I cocktail primeggiano e barman, super barman, super mega barman ogni anno fanno a gara per creare nuove combinazioni di fluidi alcolici e produrre la bevanda dell’anno. Ma i classici sono ancora insuperati e, nonostante la prevalenza sui tavolini dei bar del colore arancione dello spritz e di quello verde zuccherino del mojito, il cromatismo ghiacciato e incolore del gin tonic tiene ancora botta.
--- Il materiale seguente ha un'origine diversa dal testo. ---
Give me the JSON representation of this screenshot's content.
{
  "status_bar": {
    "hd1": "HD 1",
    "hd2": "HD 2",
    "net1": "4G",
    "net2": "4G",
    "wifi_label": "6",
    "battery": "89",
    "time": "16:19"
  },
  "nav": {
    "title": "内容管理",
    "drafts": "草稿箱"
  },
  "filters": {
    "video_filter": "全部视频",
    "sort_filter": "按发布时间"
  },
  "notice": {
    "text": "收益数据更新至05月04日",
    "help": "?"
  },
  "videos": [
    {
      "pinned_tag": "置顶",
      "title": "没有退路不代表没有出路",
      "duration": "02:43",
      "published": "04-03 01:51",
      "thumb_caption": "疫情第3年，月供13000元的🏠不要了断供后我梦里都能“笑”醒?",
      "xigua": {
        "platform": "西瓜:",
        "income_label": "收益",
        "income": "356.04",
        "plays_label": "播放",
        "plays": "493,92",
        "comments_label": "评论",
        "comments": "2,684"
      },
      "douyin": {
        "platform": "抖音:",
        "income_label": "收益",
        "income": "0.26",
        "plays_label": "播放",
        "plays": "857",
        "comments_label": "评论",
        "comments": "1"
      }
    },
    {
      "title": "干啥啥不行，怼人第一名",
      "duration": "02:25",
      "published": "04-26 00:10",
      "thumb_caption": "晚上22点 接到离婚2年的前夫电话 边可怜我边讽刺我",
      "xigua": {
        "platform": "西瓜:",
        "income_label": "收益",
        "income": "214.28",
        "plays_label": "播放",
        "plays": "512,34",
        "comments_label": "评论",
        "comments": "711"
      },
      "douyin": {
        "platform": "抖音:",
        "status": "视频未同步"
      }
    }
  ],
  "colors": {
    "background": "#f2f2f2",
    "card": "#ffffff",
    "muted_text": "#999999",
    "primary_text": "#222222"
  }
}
Proprio lui, il gin tonic: bevanda superalcolica che Winston Churchill beatificò come «liquido che ha salvato più vite e menti inglesi che tutti i medici dell’impero» e che mescola chiara e (apparentemente) innocua dose di gin, acqua tonica, ghiaccio e fetta di limone, lavorati in un bicchiere tumbler.

Affascinante la sua storia, fusione tutta coloniale di Oriente e Occidente: l’India (lussureggiante patria di rimedi erboristico-ayurvedici) e l’impero britannico (titolare di un protettorato destinato a sfiorire). Di ciò che si ‘protegge’ si acquisisce tutto: il caldo e la malaria in primis, che diedero parecchio filo da torcere agli alfieri della Union Jack. Ma l’India, si sa, è Continente di spirito e offre subito il rimedio: c’è il chinino, amaro come il veleno ma antifebbrile di rara potenza. L’idea è quella di diluirlo con l’acqua per attutirne l’impatto: ne esce una bevanda acidula ma gradevole, ribattezzata “Indian Tonic Waterdal signor Schweppe (questo nome vi dice qualcosa?).

Ma non basta. La fresca bevanda a base di chinino ha bisogno di un rinforzo aromatico e medico. Qualcuno ricorda che un po’ di secoli prima alcuni monaci salernitani avevano creato un distillato curativo a base di patate fermentate, spezie e galbuli di ginepro. Stessa combinazione era stata adottata in Olanda, che ne aveva tratto un alcolico (il jenever) apprezzato soprattutto dai soldati, bevanda poi trasferita da Guglielmo d’Orange in Inghilterra con annessa licenza di produzione. Era nato il gin. Come scritto, la sua densa mistura venne aggregata all’acqua tonica di Schweppe. Qualcuno pensò all’ulteriore potere disinfettante del limone e preferì aggiungerlo alla mescola: era stato così creato l’antifebbrile più amato del mondo.

Fatto sta che i malati di malaria aumentarono o, meglio, aumentarono coloro che si dichiararono affetti dall’infezione soltanto per bere a più riprese quella fresca bevanda dal sapore gradevole e dall’inebriante effetto collaterale. Oggi che la malaria è stata in parte arginata, questa mistura con dentro l’India, l’Olanda, l’Inghilterra e la sapienza dei monaci salernitani troneggia su ogni tavolino di bar. Mi raccomando, bevete responsabilmente.